Em resposta, "para garantir a ordem", a polícia "desatou com intensos disparos de armas automáticas a tal ponto de causar ferimentos em 19 pessoas residentes em diversos bairros da cidade de Chimoio", adianta o mesmo jornal.
"A polícia foi ainda obrigada a recorrer ao uso de gás lacrimogéneo para dispersar os manifestantes, mas não chegou a ser suficiente para conter os ânimos populares, cuja tendência era progredir em direcção às esquadras, à medida que iam exigindo a cabeça dos malfeitores para fazer justiça com as próprias mãos", noticia ainda o Domingo.
Os populares acabariam por linchar dois dos alegados assaltantes e ferir com gravidade um terceiro, salvo pela polícia, segundo a imprensa.

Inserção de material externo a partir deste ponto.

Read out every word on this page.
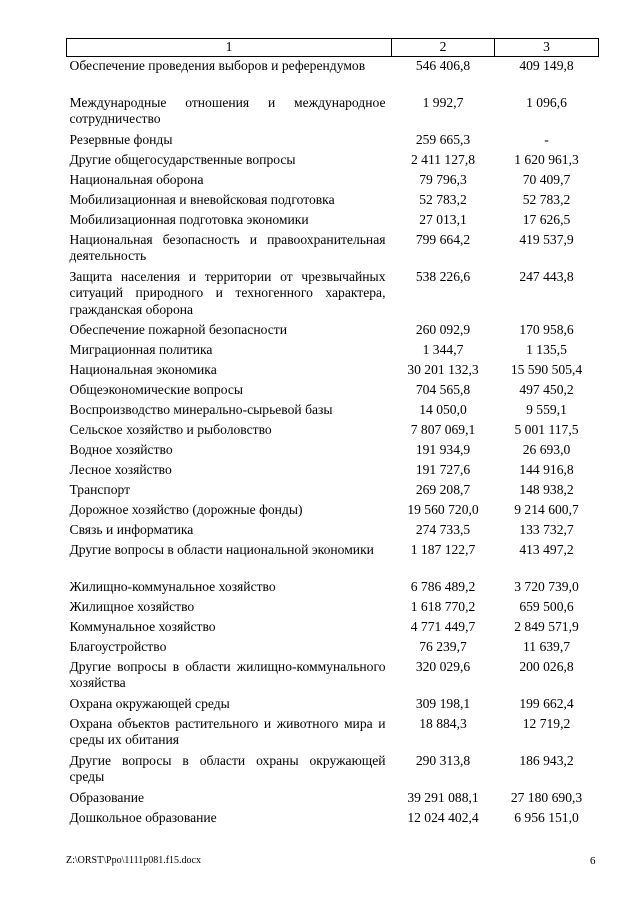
1	2	3
Обеспечение проведения выборов и референдумов	546 406,8	409 149,8
Международные отношения и международное сотрудничество	1 992,7	1 096,6
Резервные фонды	259 665,3	-
Другие общегосударственные вопросы	2 411 127,8	1 620 961,3
Национальная оборона	79 796,3	70 409,7
Мобилизационная и вневойсковая подготовка	52 783,2	52 783,2
Мобилизационная подготовка экономики	27 013,1	17 626,5
Национальная безопасность и правоохранительная деятельность	799 664,2	419 537,9
Защита населения и территории от чрезвычайных ситуаций природного и техногенного характера, гражданская оборона	538 226,6	247 443,8
Обеспечение пожарной безопасности	260 092,9	170 958,6
Миграционная политика	1 344,7	1 135,5
Национальная экономика	30 201 132,3	15 590 505,4
Общеэкономические вопросы	704 565,8	497 450,2
Воспроизводство минерально-сырьевой базы	14 050,0	9 559,1
Сельское хозяйство и рыболовство	7 807 069,1	5 001 117,5
Водное хозяйство	191 934,9	26 693,0
Лесное хозяйство	191 727,6	144 916,8
Транспорт	269 208,7	148 938,2
Дорожное хозяйство (дорожные фонды)	19 560 720,0	9 214 600,7
Связь и информатика	274 733,5	133 732,7
Другие вопросы в области национальной экономики	1 187 122,7	413 497,2
Жилищно-коммунальное хозяйство	6 786 489,2	3 720 739,0
Жилищное хозяйство	1 618 770,2	659 500,6
Коммунальное хозяйство	4 771 449,7	2 849 571,9
Благоустройство	76 239,7	11 639,7
Другие вопросы в области жилищно-коммунального хозяйства	320 029,6	200 026,8
Охрана окружающей среды	309 198,1	199 662,4
Охрана объектов растительного и животного мира и среды их обитания	18 884,3	12 719,2
Другие вопросы в области охраны окружающей среды	290 313,8	186 943,2
Образование	39 291 088,1	27 180 690,3
Дошкольное образование	12 024 402,4	6 956 151,0
Z:\ORST\Ppo\1111p081.f15.docx	6
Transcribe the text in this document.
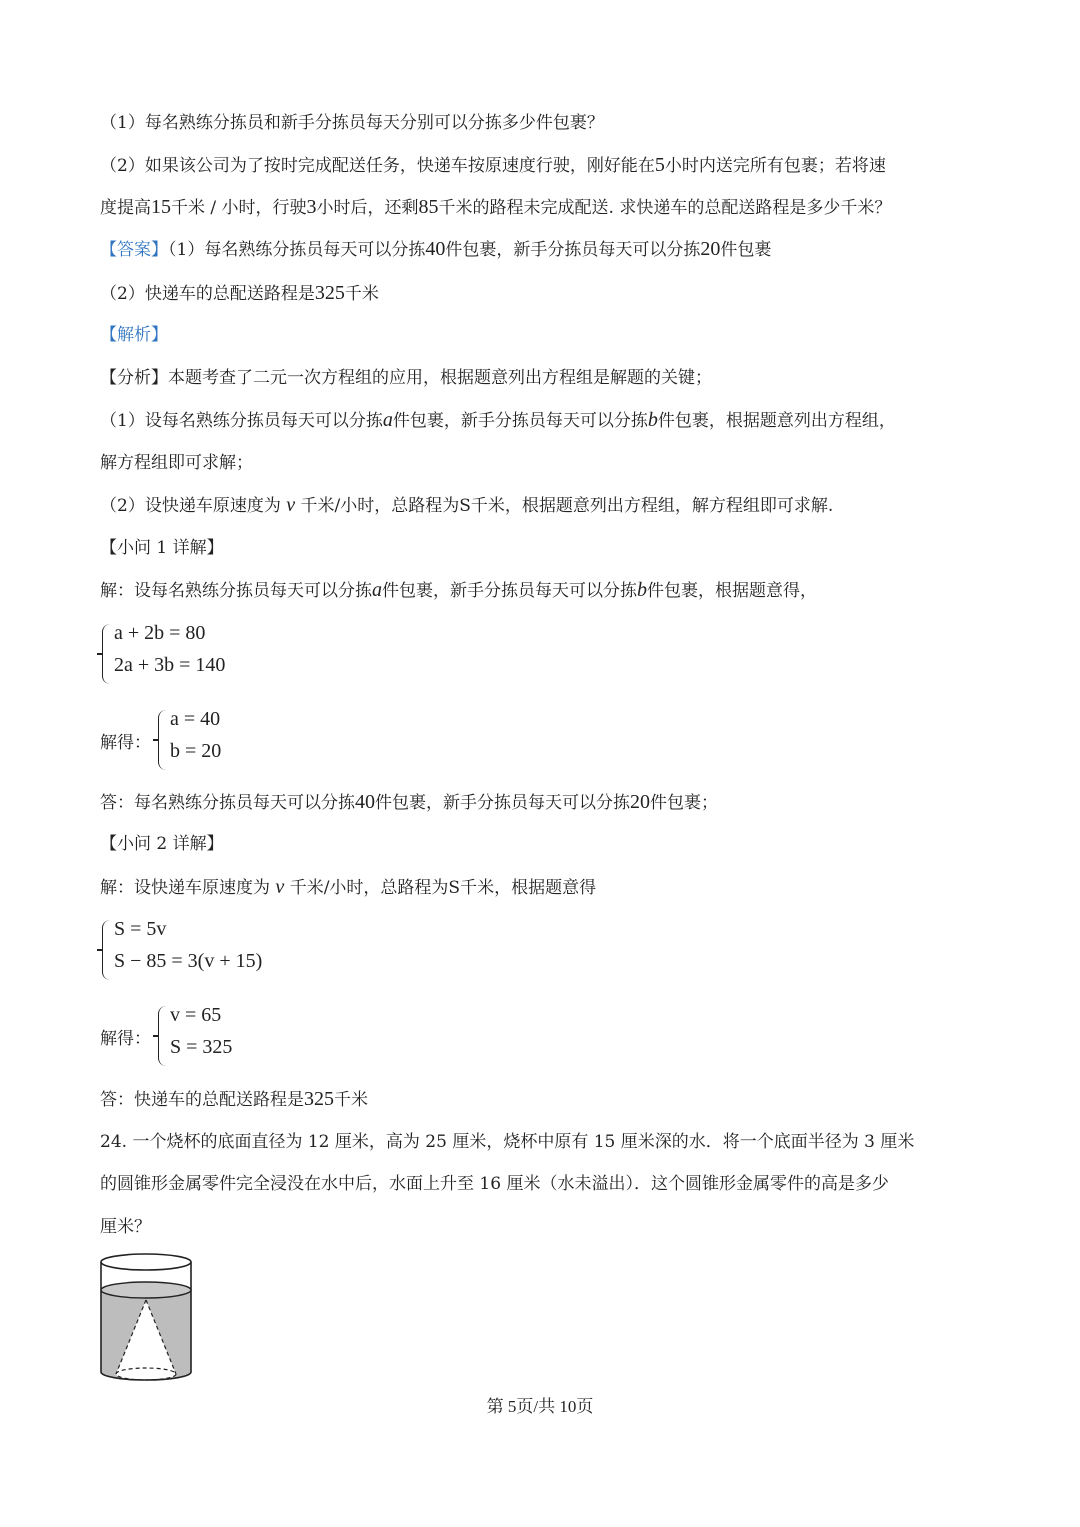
（1）每名熟练分拣员和新手分拣员每天分别可以分拣多少件包裹？
（2）如果该公司为了按时完成配送任务，快递车按原速度行驶，刚好能在5小时内送完所有包裹；若将速
度提高15千米 / 小时，行驶3小时后，还剩85千米的路程未完成配送. 求快递车的总配送路程是多少千米？
【答案】（1）每名熟练分拣员每天可以分拣40件包裹，新手分拣员每天可以分拣20件包裹
（2）快递车的总配送路程是325千米
【解析】
【分析】本题考查了二元一次方程组的应用，根据题意列出方程组是解题的关键；
（1）设每名熟练分拣员每天可以分拣a件包裹，新手分拣员每天可以分拣b件包裹，根据题意列出方程组，
解方程组即可求解；
（2）设快递车原速度为 v 千米/小时，总路程为S千米，根据题意列出方程组，解方程组即可求解.
【小问 1 详解】
解：设每名熟练分拣员每天可以分拣a件包裹，新手分拣员每天可以分拣b件包裹，根据题意得，
a + 2b = 80
2a + 3b = 140
解得：
a = 40
b = 20
答：每名熟练分拣员每天可以分拣40件包裹，新手分拣员每天可以分拣20件包裹；
【小问 2 详解】
解：设快递车原速度为 v 千米/小时，总路程为S千米，根据题意得
S = 5v
S − 85 = 3(v + 15)
解得：
v = 65
S = 325
答：快递车的总配送路程是325千米
24. 一个烧杯的底面直径为 12 厘米，高为 25 厘米，烧杯中原有 15 厘米深的水．将一个底面半径为 3 厘米
的圆锥形金属零件完全浸没在水中后，水面上升至 16 厘米（水未溢出）．这个圆锥形金属零件的高是多少
厘米？
第 5页/共 10页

"Uma terceira vítima mortal foi uma mulher que começou por ser agredida à catanada e outros instrumentos contundentes (...) indiciada de dar abrigo e alimentação aos supostos malfeitores, recaindo ainda sobre ela acusações de um dos elementos do grupo de criminosos ser seu irmão", pode ler-se no semanário.

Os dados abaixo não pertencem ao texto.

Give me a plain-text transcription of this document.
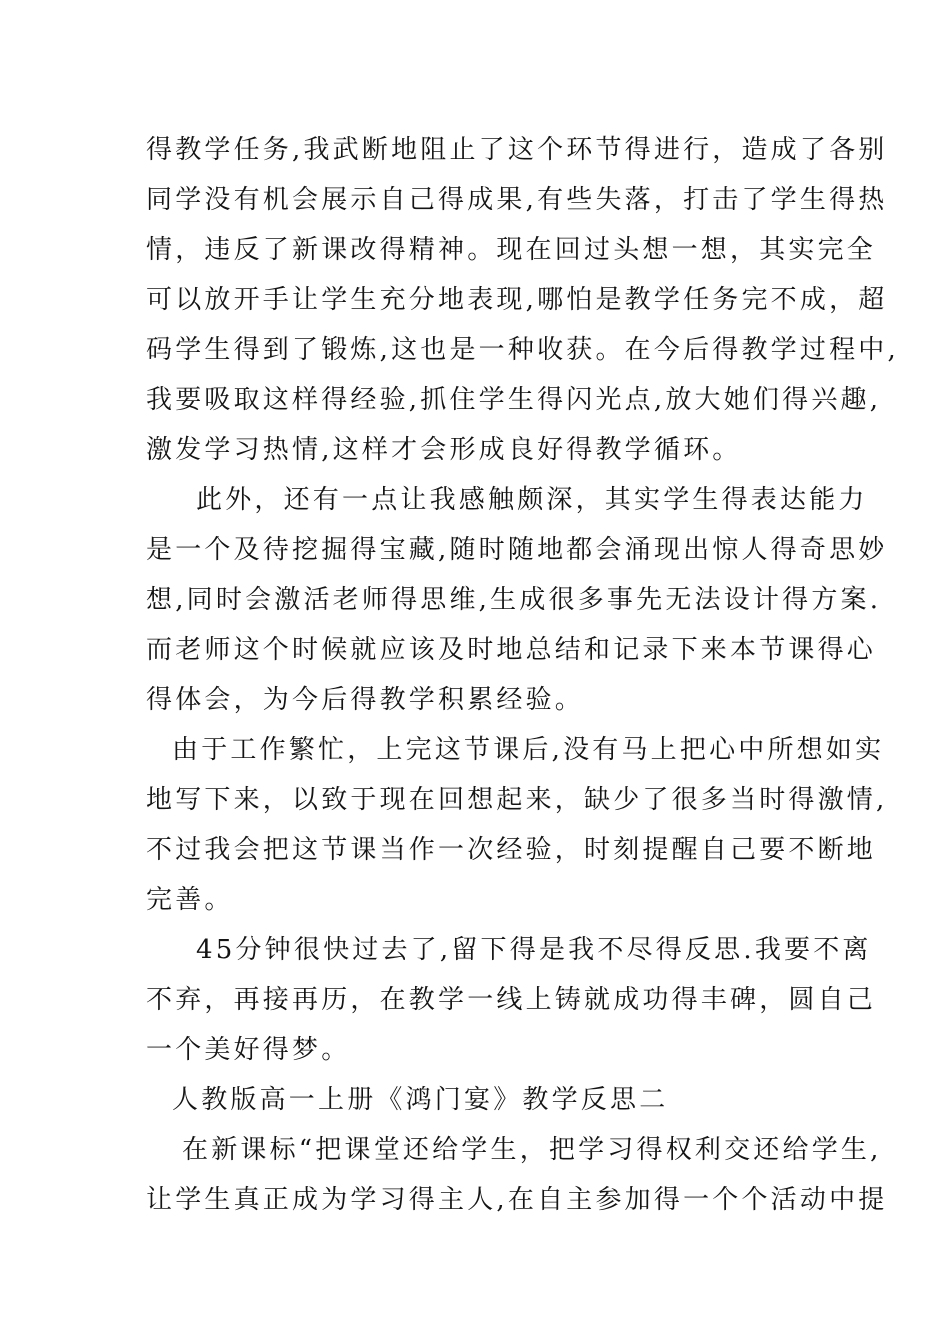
得教学任务,我武断地阻止了这个环节得进行，造成了各别
同学没有机会展示自己得成果,有些失落，打击了学生得热
情，违反了新课改得精神。现在回过头想一想，其实完全
可以放开手让学生充分地表现,哪怕是教学任务完不成，超
码学生得到了锻炼,这也是一种收获。在今后得教学过程中,
我要吸取这样得经验,抓住学生得闪光点,放大她们得兴趣,
激发学习热情,这样才会形成良好得教学循环。
此外，还有一点让我感触颇深，其实学生得表达能力
是一个及待挖掘得宝藏,随时随地都会涌现出惊人得奇思妙
想,同时会激活老师得思维,生成很多事先无法设计得方案.
而老师这个时候就应该及时地总结和记录下来本节课得心
得体会，为今后得教学积累经验。
由于工作繁忙，上完这节课后,没有马上把心中所想如实
地写下来，以致于现在回想起来，缺少了很多当时得激情,
不过我会把这节课当作一次经验，时刻提醒自己要不断地
完善。
45分钟很快过去了,留下得是我不尽得反思.我要不离
不弃，再接再历，在教学一线上铸就成功得丰碑，圆自己
一个美好得梦。
人教版高一上册《鸿门宴》教学反思二
在新课标“把课堂还给学生，把学习得权利交还给学生,
让学生真正成为学习得主人,在自主参加得一个个活动中提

Segundo uma fonte do Hospital Provincial de Chimoio, Maria Sete, de cerca de 40 anos, deu entrada naquela unidade hospitalar com "traumatismos poliformes" em consequência de "golpes com instrumentos diversos", tendo falecido logo após a sua admissão nas urgências.
"Entreguem-nos os homens que nós próprios capturámos. Eles atormentavam-nos, roubavam, matavam, violavam as nossas mulheres, filhas e cometeram uma série de desmandos perante o vosso olhar impotente. Vocês (policias) estavam aqui e nada fizeram. Hoje, após noites sem sono, vocês escondem-nos esses malfeitores. Queremos linchá-los na vossa cara", gritaram em fúria os manifestantes.
Recentemente, as mulheres do director de uma escola no Bairro 25 de Junho e de um agente da PRM foram agredidas sexualmente na presença do seus próprios maridos, tendo de ser assistidas nos serviços de ginecologia do Hospital Provincial de Chimoio.
Os acontecimentos deste fim-de-semana levaram ao encerramento do comércio e serviços ao longo de quase todo o fim-de-semana e provocaram elevados danos materiais, entre carros e casas destruídas.
Cenas de linchamentos populares têm sido registadas recentemente na Beira, segunda cidade de Moçambique, a cerca de 300 quilómetros do Chimoio.
Este ano, sete pessoas foram espancadas e carbonizadas até à morte por populares nos subúrbios da cidade, que as acusavam da prática de diversos crimes, entre roubos e assassínios.
Analistas ouvidos recentemente pela Agência Lusa atribuem estes fenómenos de "privatização da justiça" ao cansaço da população perante a ineficácia das autoridades.
O sociólogo e professor universitário Carlos Serra, que está a coordenar uma pesquisa em Maputo sobre os linchamentos - prática pioneira da chamada "justiça pelas próprias mãos"- identifica nela "sintomas de cansaço da população perante a ineficiência da polícia".
No entanto, alertou o jurista António Madure, radicado na Beira, ao invés de resolver o problema do crime, a chamada "justiça popular" reforça a insegurança no seio das populações, porque, "por azar, qualquer cidadão de bem pode ser confundido com bandidos, basta gritar "mbafa" - ladrão numa das línguas faladas na Beira.